The bench has been another strong point of this team, with five players contributing at least 10 minutes per game. The group has been jumbled over the season, with six Spartans switching between the starting lineup and the bench. Of the players that are regulars from the sidelines, junior Lauren Aitch has been the unquestioned leader, averaging 7.9 points per game in 16.8 minutes of play. Aitch’s strong play has allowed DeHaan, who has battled minor injuries all season, to take extended breathers and keep the team playing at its peak, not to mention the 6-foot-1 Aitch brings a different dynamic to the game, playing a much more physical brand of basketball than DeHaan. Poole has also made a strong contribution and has shown the ability to get to the rim against any defense. Sophomore guard Cetera Washington has been a plus as well and could see more time with the loss of Thomas. The Spartans have been using a shorter bench since the start of conference play, leaving much of the bench unused. Thomas’ injury will bring a lot of players back into the mix and could prove to make the bench even deeper. As a group the bench has been solid, but it will need to step up to fill in holes that may arise from any further injuries.

Coaching: B+

Coaching has been brilliant this year. The move by head coach Suzy Merchant to put Johnson and Schiffauer in the starting lineup has proven to be a turning point this season, as MSU has won eight of the nine games since. Outside of the recent loss at Minnesota, the team has also lowered its turnovers. The new challenge on the coach’s plate could be even tougher to chew, as the Spartans try to fill the vacant point guard position without a true point guard on the bench. Keane and Poole bring different dynamics to the position, with Keane being a bigger player who can back down guards on the post and Poole a 5-foot-8 slasher who can get to the rim and run the fast break and transition games.

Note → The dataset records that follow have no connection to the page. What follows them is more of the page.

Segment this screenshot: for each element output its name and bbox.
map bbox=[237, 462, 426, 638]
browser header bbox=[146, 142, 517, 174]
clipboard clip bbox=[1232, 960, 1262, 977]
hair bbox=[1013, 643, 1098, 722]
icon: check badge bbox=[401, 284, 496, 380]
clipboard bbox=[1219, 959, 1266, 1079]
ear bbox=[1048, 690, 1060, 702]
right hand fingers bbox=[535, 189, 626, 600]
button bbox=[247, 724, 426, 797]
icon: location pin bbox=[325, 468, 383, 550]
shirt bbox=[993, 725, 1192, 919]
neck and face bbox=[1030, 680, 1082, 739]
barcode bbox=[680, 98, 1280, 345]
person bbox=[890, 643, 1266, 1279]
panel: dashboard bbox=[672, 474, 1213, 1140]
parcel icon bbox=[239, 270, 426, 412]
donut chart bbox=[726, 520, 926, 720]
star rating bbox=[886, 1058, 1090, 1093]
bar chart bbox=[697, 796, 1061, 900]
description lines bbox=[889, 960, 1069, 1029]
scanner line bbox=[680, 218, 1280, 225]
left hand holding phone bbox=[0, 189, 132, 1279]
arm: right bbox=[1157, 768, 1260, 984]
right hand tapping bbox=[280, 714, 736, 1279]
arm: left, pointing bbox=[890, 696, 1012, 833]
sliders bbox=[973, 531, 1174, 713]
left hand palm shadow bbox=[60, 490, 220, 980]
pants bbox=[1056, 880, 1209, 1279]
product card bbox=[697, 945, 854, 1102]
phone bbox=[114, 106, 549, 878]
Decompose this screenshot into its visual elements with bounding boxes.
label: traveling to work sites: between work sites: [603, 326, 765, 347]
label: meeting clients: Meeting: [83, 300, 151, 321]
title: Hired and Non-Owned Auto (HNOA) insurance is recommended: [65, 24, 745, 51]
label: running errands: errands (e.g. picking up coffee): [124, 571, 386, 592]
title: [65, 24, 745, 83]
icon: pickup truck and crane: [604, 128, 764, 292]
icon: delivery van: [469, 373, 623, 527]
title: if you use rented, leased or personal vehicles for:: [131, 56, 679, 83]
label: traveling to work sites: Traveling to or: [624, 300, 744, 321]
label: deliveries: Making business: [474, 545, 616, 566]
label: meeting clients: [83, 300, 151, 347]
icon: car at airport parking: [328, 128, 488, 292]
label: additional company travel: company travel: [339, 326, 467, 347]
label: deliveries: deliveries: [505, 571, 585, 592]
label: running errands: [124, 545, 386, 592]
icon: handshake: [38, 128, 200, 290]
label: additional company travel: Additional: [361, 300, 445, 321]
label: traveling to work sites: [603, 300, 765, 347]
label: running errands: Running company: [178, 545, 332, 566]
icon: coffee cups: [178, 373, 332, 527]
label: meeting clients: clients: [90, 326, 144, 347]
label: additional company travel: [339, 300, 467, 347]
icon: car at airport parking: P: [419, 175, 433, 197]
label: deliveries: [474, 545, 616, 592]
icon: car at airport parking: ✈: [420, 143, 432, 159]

The coaching grade could go up at the end of the season based on how the latest move works out, but given the circumstances the group has been superb.

Defense: A+

This defense has the potential to be one of the best to ever play in East Lansing. The 55.2 points per game are the lowest allowed since 1974-75 and the Spartans are holding opponents to a 34.2 field goal percentage, the lowest since 1976-77, when they began keeping the record. The 26.3 percent that MSU is holding opponents to from the 3-point line is also the lowest since the first year the line was adopted in 1987-88, while the rebounding margin of 8.7 is the best since opponent rebounds were kept in the same year. With a taller lineup due to play the remainder of the season, you can imagine that opponents scoring numbers will take a dip and rebounding will be on the rise. You can’t get much better than that.

Overall: A-

Standing near the top of the Big Ten, with one of the strongest and most athletic teams in the conference, the Spartans are looking good for the NCAA Tournament. The focus the rest of the season will be how the bench will rise to support the loss of Thomas, and if the team can keep up its amazing defense with the loss of arguably its best perimeter defender. The post play should continue its dominance and with three of the final four games at home, the Spartans should be a frontrunner for the regular season Big Ten Championship. There’s room for improvement, but not much.